Ensuite, le soir même, comme il l’avait promis, Charles se rend à la Royal Challenge Society. Il y trouve McDonnell, dont la réputation n’est plus à confirmer depuis qu’il a fait Cork-Glasgow avec pour lest un tonneau de bière qu’il est de plus parvenu à vider en vol avant l’arrivée. Charles lui demande s’il serait capable de voler de nuit, en cette saison, au-dessus de Londres, vers une destination bien précise, avec trois passagers… et insiste bien sur le fait que cela fait bien un an, voire plus, que McDonnell n’a plus relevé de défi. Piqué au vif, l’aérostatier se laisse un peu malgré lui entraîner, et se retrouve à consigner ce nouveau défi dans le Livre. Ceci a attiré l’attention de tout le club; l’atmosphère s’échauffe, et des paris sont lancés quant à savoir si McDonnell signera ce défi ou se rétractera au dernier moment. Sous le poids de tant de regards, l’aérostatier finit effectivement par signer; avec sa fougue coutumière, Charles annonce le lieu d’arrivée, Bedlam, et propose de plus que les membres du club viennent attendre là-bas afin de constater la réussite du défi. C’est là qu’une nouvelle idée éclate dans son esprit: faire de cet événement un double défi, puisque Floyd relève également le sien… et pourquoi pas d’ailleurs un triple défi, le premier de toute l’histoire du club, en envoyant un autre membre de la RCS faire ouvrir les grilles de l’asile afin de pouvoir organiser dans son parc une garden-party improvisée? Avec une verve exceptionnelle, Amberville parvient à convaincre l’un de ses compatriotes de relever un tel défi, qui se trouve lui aussi ajouté au Livre. Etant donné le succès de sa diatribe, et le fait qu’il a autorisé lesdits membres à amener des invités, c’est sans doute plus d’une centaine de personnes qui risquent de se retrouver sur les pelouses du Bethlem Hospital le lendemain soir.

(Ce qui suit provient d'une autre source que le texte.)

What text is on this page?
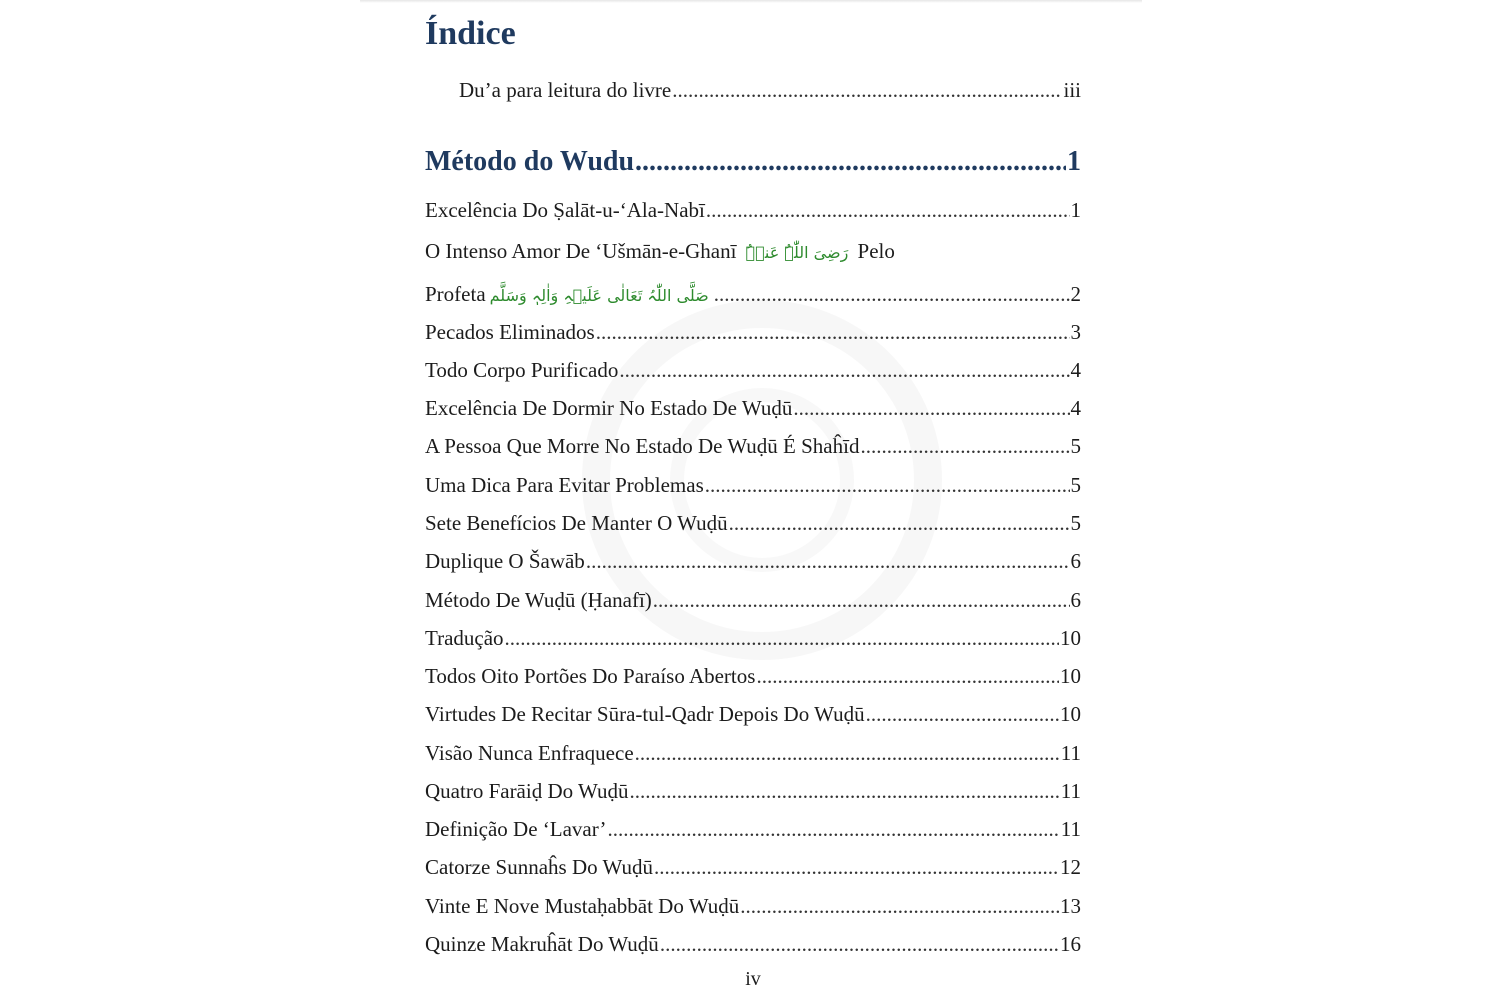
Índice
Du’a para leitura do livre .....	iii
Método do Wudu .....	1
Excelência Do Ṣalāt-u-‘Ala-Nabī .....	1
O Intenso Amor De ‘Ušmān-e-Ghanī رَضِیَ اللّٰہُ عَنۡہُ Pelo
Profeta صَلَّی اللّٰہُ تَعَالٰی عَلَیۡہِ وَاٰلِہٖ وَسَلَّم .....	2
Pecados Eliminados .....	3
Todo Corpo Purificado .....	4
Excelência De Dormir No Estado De Wuḍū .....	4
A Pessoa Que Morre No Estado De Wuḍū É Shaĥīd .....	5
Uma Dica Para Evitar Problemas .....	5
Sete Benefícios De Manter O Wuḍū .....	5
Duplique O Šawāb .....	6
Método De Wuḍū (Ḥanafī) .....	6
Tradução .....	10
Todos Oito Portões Do Paraíso Abertos .....	10
Virtudes De Recitar Sūra-tul-Qadr Depois Do Wuḍū .....	10
Visão Nunca Enfraquece .....	11
Quatro Farāiḍ Do Wuḍū .....	11
Definição De ‘Lavar’ .....	11
Catorze Sunnaĥs Do Wuḍū .....	12
Vinte E Nove Mustaḥabbāt Do Wuḍū .....	13
Quinze Makruĥāt Do Wuḍū .....	16
iv
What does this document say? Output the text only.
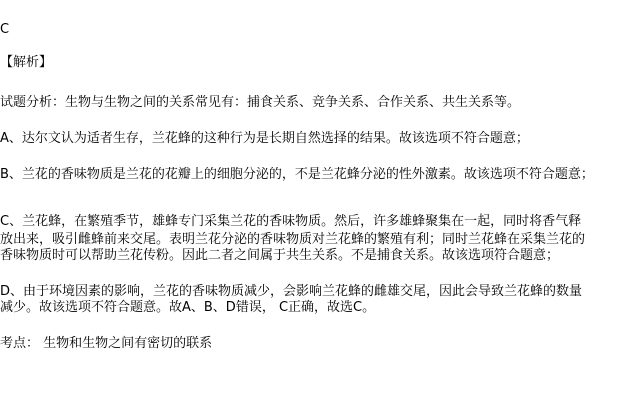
C
【解析】
试题分析：生物与生物之间的关系常见有：捕食关系、竞争关系、合作关系、共生关系等。
A、达尔文认为适者生存，兰花蜂的这种行为是长期自然选择的结果。故该选项不符合题意；
B、兰花的香味物质是兰花的花瓣上的细胞分泌的，不是兰花蜂分泌的性外激素。故该选项不符合题意；
C、兰花蜂，在繁殖季节，雄蜂专门采集兰花的香味物质。然后，许多雄蜂聚集在一起，同时将香气释
放出来，吸引雌蜂前来交尾。表明兰花分泌的香味物质对兰花蜂的繁殖有利；同时兰花蜂在采集兰花的
香味物质时可以帮助兰花传粉。因此二者之间属于共生关系。不是捕食关系。故该选项符合题意；
D、由于环境因素的影响，兰花的香味物质减少，会影响兰花蜂的雌雄交尾，因此会导致兰花蜂的数量
减少。故该选项不符合题意。故A、B、D错误， C正确，故选C。
考点： 生物和生物之间有密切的联系
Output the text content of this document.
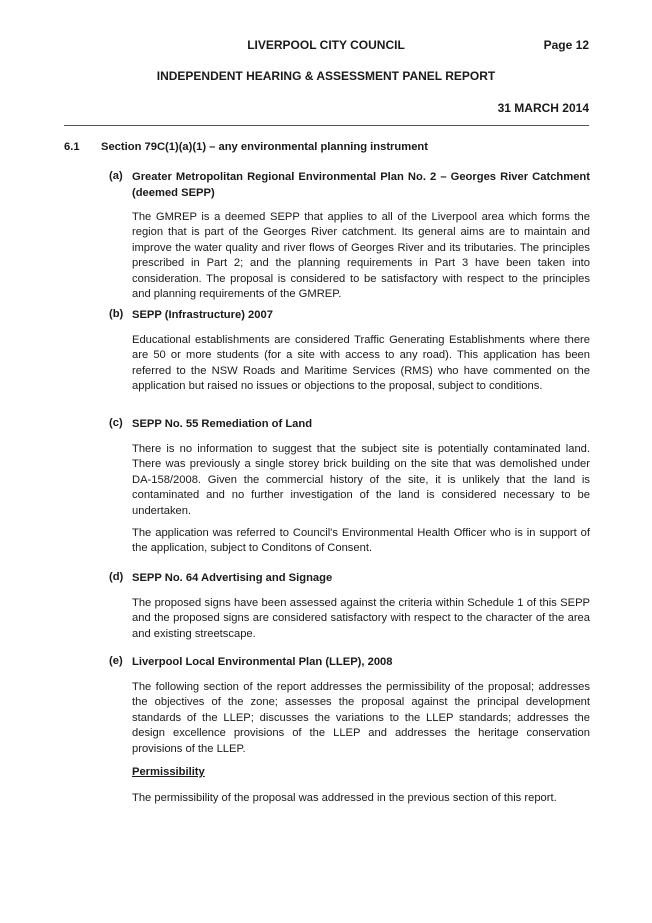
LIVERPOOL CITY COUNCIL	Page 12
INDEPENDENT HEARING & ASSESSMENT PANEL REPORT
31 MARCH 2014
6.1 Section 79C(1)(a)(1) – any environmental planning instrument
(a) Greater Metropolitan Regional Environmental Plan No. 2 – Georges River Catchment (deemed SEPP)

The GMREP is a deemed SEPP that applies to all of the Liverpool area which forms the region that is part of the Georges River catchment. Its general aims are to maintain and improve the water quality and river flows of Georges River and its tributaries. The principles prescribed in Part 2; and the planning requirements in Part 3 have been taken into consideration. The proposal is considered to be satisfactory with respect to the principles and planning requirements of the GMREP.

(b) SEPP (Infrastructure) 2007

Educational establishments are considered Traffic Generating Establishments where there are 50 or more students (for a site with access to any road). This application has been referred to the NSW Roads and Maritime Services (RMS) who have commented on the application but raised no issues or objections to the proposal, subject to conditions.

(c) SEPP No. 55 Remediation of Land

There is no information to suggest that the subject site is potentially contaminated land. There was previously a single storey brick building on the site that was demolished under DA-158/2008. Given the commercial history of the site, it is unlikely that the land is contaminated and no further investigation of the land is considered necessary to be undertaken.

The application was referred to Council's Environmental Health Officer who is in support of the application, subject to Conditons of Consent.

(d) SEPP No. 64 Advertising and Signage

The proposed signs have been assessed against the criteria within Schedule 1 of this SEPP and the proposed signs are considered satisfactory with respect to the character of the area and existing streetscape.

(e) Liverpool Local Environmental Plan (LLEP), 2008

The following section of the report addresses the permissibility of the proposal; addresses the objectives of the zone; assesses the proposal against the principal development standards of the LLEP; discusses the variations to the LLEP standards; addresses the design excellence provisions of the LLEP and addresses the heritage conservation provisions of the LLEP.

Permissibility

The permissibility of the proposal was addressed in the previous section of this report.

Sur le coup de onze heures, tout ceci réglé, Charles se précipite chez Fortnum & Mason’s et y réveille toute la maisonnée afin de s’assurer de leurs services de traiteurs pour le lendemain soir. Lui-même et le club étant capables d’y mettre le prix, ce sont des employés et un directeur affolés mais également alléchés par la perspective d’une telle commande qui se mettent immédiatement au travail. Le jeune homme se charge ensuite de faire engager un orchestre, puis de se rendre chez Mask & Read afin de passer là aussi commande de quelques centaines de masques qui devront être livrés le lendemain soir, afin d’ajouter à la confusion provoquée par la diversion. Bien entendu, Floyd et Liam ignorent encore tout de cela… Mais cela ne durera pas, car en rentrant chez lui, Charles donne à Andrew l’ordre de passer au manoir Alexander le lendemain à 8h précises et de ramener les deux autres mages à Amberville Hall. Enfin, ordre est donné au majordome Edward de faire venir le tailleur pour 11h30. Et sur ces préparatifs dont Charles est particulièrement fier, la soirée s’achève.